Anyway, I decided to try out the free tier by trying to get Redmine to work. I remember trying to install it on my Linode a year ago with much annoyance as I followed a guide that required different databases, Phusion Passenger, general Apache muckery and complication. Plus I'm not a fan of Rails (although I respect the framework, I prefer not to use it) so I was kind of dreading trying to get it work on Heroku despite the all the praise of easy deployment. But as I am a masochist sometimes, I decided to try it out on a Sunday night.

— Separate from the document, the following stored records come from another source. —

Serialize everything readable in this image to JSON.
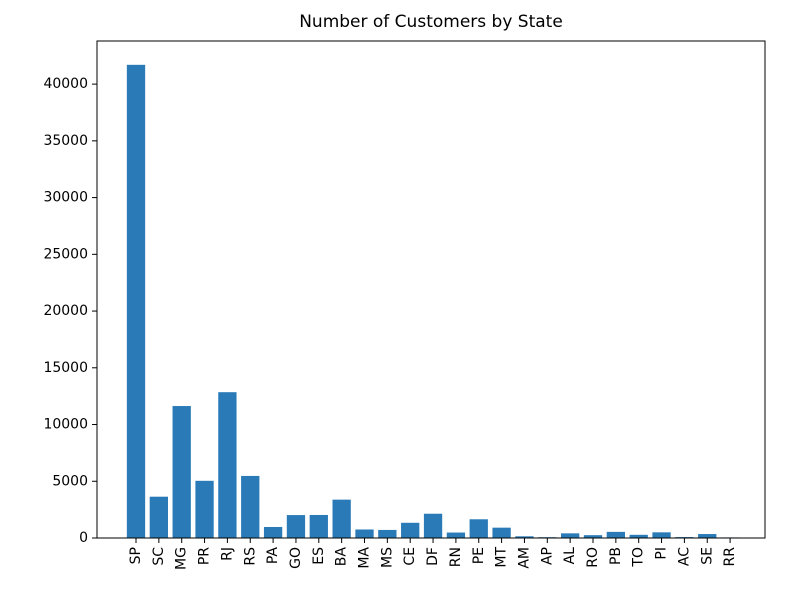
{
  "chart_data": {
    "type": "bar",
    "title": "Number of Customers by State",
    "xlabel": "",
    "ylabel": "",
    "categories": [
      "SP",
      "SC",
      "MG",
      "PR",
      "RJ",
      "RS",
      "PA",
      "GO",
      "ES",
      "BA",
      "MA",
      "MS",
      "CE",
      "DF",
      "RN",
      "PE",
      "MT",
      "AM",
      "AP",
      "AL",
      "RO",
      "PB",
      "TO",
      "PI",
      "AC",
      "SE",
      "RR"
    ],
    "values": [
      41700,
      3640,
      11630,
      5040,
      12850,
      5470,
      970,
      2020,
      2030,
      3380,
      750,
      710,
      1340,
      2140,
      480,
      1650,
      910,
      150,
      70,
      410,
      250,
      540,
      280,
      500,
      80,
      350,
      50
    ],
    "ylim": [
      0,
      43800
    ],
    "yticks": [
      0,
      5000,
      10000,
      15000,
      20000,
      25000,
      30000,
      35000,
      40000
    ],
    "grid": false,
    "bar_color": "#2a7ab8"
  }
}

So, here are my notes on getting it to work. It actually only spent around 30 minutes total ... and granted if I knew what I was doing I could have gotten it working in 5 minutes even. Heroku is that awesome. What was most helpful was following a guide by Bayle Shanks from a Debian machine that I found, and also following Redmine's guide on Installing on OS X. Basically you have to get it working locally first, and then you can push it to heroku.
I grab the latest Redmine source from the website. Uncompress folder into directory where I would like to run Redmine locally (like a Projects folder). Install/update Ruby Gems necessary for Rails. Then we have to use SQLite3, so we then edit config/database.yml:
production:
adapter: sqlite3
database: redmine
# host: localhost
# port:
# username: redmine
# password:
encoding: utf8
development:
adapter: sqlite3
database: redmine
# host: localhost
# username: root
# password:
encoding: utf8
I then run these commands. To get it to work, we have to downgrade gems to 1.3.7 version and then install the SQLite3 adapter for Ruby if you don't have that yet. Then migrate DB and start up the WEBrick local server:
> rake generate_session_store
> sudo gem update --system 1.3.7
> gem install sqlite3-ruby
> RAILS_ENV=production rake db:migrate
> ruby script/server webrick -e production
Test that things are working by going to http://localhost:3000 and login with admin/admin. Then Control-C to stop WEBrick. Edit config/environment.rb and then add a line before the last "end" statement:
config.action_controller.session = { :key => "_myapp_session", :secret => "<SOME LONG STRING OF CHARACTERS>" }
Edit .gitignore and delete the line "public/plugin_assets" and initialize the git repo:
> git init
> git add .
> git commit -m "first commit on heroku for redmine"
Now we are ready to push to Heroku. Make sure you are logged in using the heroku login command first.
> heroku create
> git push heroku master
> heroku rename APP_NAME
> heroku rake db:migrate
If you encounter any errors like heroku complaining that it doesn't have anything to push to, try creating the heroku before adding your files and pushing. Migration will also take a while. But once it's done, you should *immediately* fire up your newly installed Redmine on the cloud and login to admin and change the password. And then with that, you should be able to enjoy managing projects to your heart's content.
Also to keep in mind: attachments won't work unless you plug in something like S3 to handle file uploads. Creating users, projects, tasks, etc are handled fine by the database but files will need a place to go.